Football matches on Good Friday started in the pandemic-hit season 2019/20 but, gradually, more and more matches are being scheduled by the English Football League. In the 2020/21 season there were 34 matches scheduled in the first six tiers of the English game. This season, for the first time, there are fixtures from the Championship down.

Good Friday is a day of fasting, reflection and prayer, not a celebration - not even of sport

The disruption to faith and family life is not hard to see. As a practicing Catholic, even as a keen follower of football, it is incomprehensible. The English FA’s approach appears to be an almost complete lack of recognition of the solemnity of Good Friday - not only for Christian football fans, but also Christian players, coaches and staff.

These include Liverpool’s Jurgen Klopp, Norwich City’s David Wagner (best man at Klopp’s wedding), Crystal Palace defender Joel Ward, Manchester United’s Marcus Rashford, Fulham winger Willian, Everton’s Jordan Pickford or Chelsea’s Thiago Silva.
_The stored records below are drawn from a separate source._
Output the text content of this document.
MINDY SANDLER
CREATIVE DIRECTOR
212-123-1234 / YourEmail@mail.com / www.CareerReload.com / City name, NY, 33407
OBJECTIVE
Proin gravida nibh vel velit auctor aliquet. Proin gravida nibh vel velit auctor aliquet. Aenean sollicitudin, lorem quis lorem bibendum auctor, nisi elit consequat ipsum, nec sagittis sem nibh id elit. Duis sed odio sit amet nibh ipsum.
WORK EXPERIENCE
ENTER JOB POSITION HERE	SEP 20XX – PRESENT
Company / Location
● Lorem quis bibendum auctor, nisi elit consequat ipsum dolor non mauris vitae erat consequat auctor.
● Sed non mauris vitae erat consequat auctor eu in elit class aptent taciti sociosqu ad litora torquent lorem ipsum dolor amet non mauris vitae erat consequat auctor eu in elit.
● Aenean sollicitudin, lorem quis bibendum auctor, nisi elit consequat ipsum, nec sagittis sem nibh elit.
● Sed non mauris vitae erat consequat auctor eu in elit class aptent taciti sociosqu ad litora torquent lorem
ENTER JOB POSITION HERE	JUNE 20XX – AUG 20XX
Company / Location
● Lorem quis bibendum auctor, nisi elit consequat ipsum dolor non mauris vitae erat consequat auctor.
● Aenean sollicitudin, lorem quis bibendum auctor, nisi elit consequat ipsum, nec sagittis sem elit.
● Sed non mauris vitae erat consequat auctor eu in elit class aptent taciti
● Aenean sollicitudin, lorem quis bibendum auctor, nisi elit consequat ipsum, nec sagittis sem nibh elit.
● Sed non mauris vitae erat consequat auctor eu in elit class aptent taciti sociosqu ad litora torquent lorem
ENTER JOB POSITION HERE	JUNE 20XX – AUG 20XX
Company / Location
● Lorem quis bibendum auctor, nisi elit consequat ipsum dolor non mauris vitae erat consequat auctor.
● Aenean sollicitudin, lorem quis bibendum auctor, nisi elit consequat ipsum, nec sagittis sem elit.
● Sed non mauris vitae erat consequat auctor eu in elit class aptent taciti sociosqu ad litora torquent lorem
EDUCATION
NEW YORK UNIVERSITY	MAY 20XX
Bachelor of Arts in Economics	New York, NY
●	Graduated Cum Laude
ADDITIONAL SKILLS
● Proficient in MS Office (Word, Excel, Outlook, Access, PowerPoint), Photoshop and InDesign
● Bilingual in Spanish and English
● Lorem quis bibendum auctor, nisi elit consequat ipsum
There are many, many more.

Since my conversion to Catholicism, my own life is so rich with the balance of my faith and its practice and my work, in the world of football. I recognise the value that so many derive from our favourite sport.

But much like Christmas Day is respected - even if just as a day to spend with family - I would urge the FA to respect Good Friday, and ideally Easter Sunday too, as is the case in many leagues around the world, as a day of Christian commemoration, free of major sporting fixtures.